J'étais carrément perdue au début du livre. Alors, après trois tentatives infructueuses espacées d'une quatorzaine, j'ai joué le tout pour le tout en ouvrant le roman plus loin dans l'histoire (page 83). Sans chercher à tout savoir j'avais besoin de m'accrocher à un personnage pour avoir envie de poursuivre.
Je suis bien tombée et le choc opéra. Je repris ensuite au début et me laissai captiver. Les deux premiers chapitres sont troublants mais le récit décolle à partir du moment où Gabriel, le prêtre, récupère les cahiers de Rose. Il les lit d'une traite et va reconsidérer ses valeurs : Moi qui avais jusqu'alors considéré le bien et le mal comme des concepts rassurants pour lesquels j'avais forgé quelques armes, il allait bientôt me falloir glisser d'autres fers dans les braises (page 32).

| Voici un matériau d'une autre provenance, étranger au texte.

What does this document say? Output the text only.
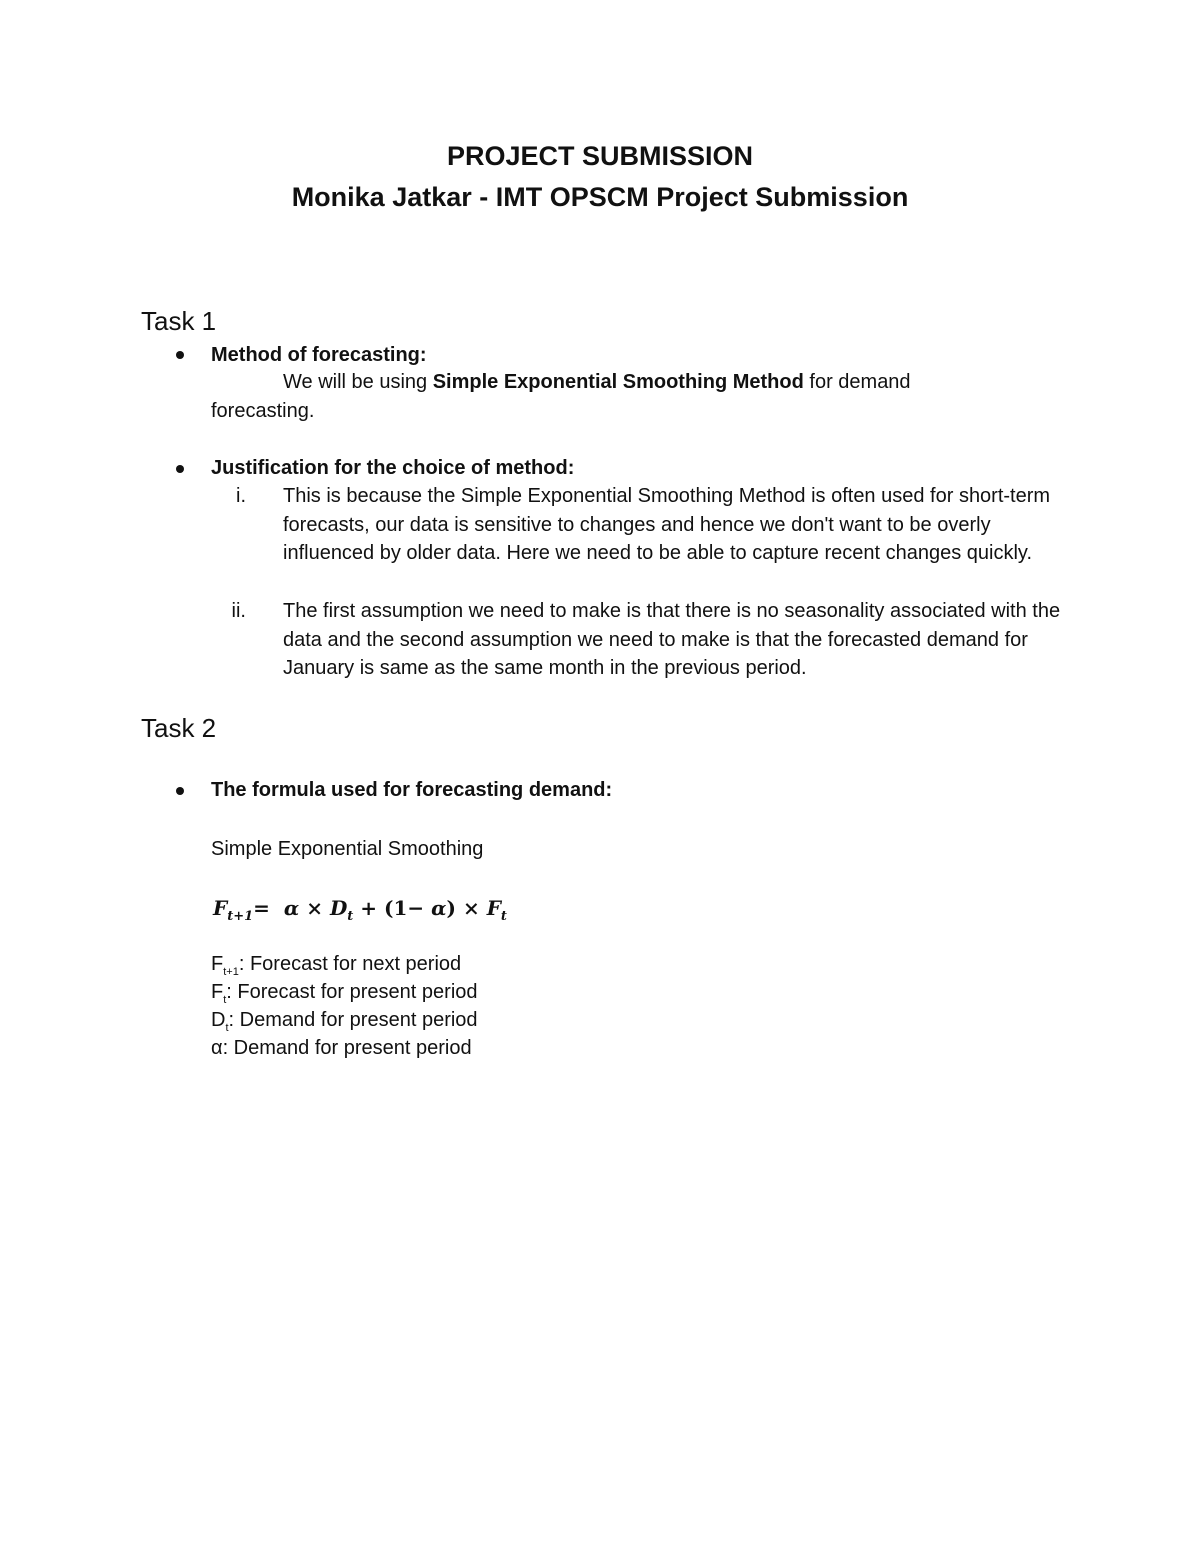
PROJECT SUBMISSION
Monika Jatkar - IMT OPSCM Project Submission
Task 1
Method of forecasting:
We will be using Simple Exponential Smoothing Method for demand
forecasting.
Justification for the choice of method:
i. This is because the Simple Exponential Smoothing Method is often used for short-term forecasts, our data is sensitive to changes and hence we don't want to be overly influenced by older data. Here we need to be able to capture recent changes quickly.
ii. The first assumption we need to make is that there is no seasonality associated with the data and the second assumption we need to make is that the forecasted demand for January is same as the same month in the previous period.
Task 2
The formula used for forecasting demand:
Simple Exponential Smoothing
$F_{t+1}= \alpha \times D_t + (1- \alpha) \times F_t$
$F_{t+1}$: Forecast for next period
$F_t$: Forecast for present period
$D_t$: Demand for present period
α: Demand for present period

Né d'aucune femme raconte la vie de Rose, qui vient tout juste de mourir. Ce qui lui est advenu depuis le jour où de ses quatorze ans, quand son père l’a vendue à un notable assez mystérieux contre une modique somme d’argent en pensant pouvoir nourrir sa mère et ses sœurs.
Le point de départ est venu d'un fait divers qui fit quatre lignes il y a vingt ans dans un journal. Le décor est inspiré de la région où l'auteur est revenu récemment, pour retaper une petite maison, en bordure de la forêt où il a joué gamin, près d'un monastère du XII° siècle d'où les moines s'enfuyaient par un réseau de souterrains.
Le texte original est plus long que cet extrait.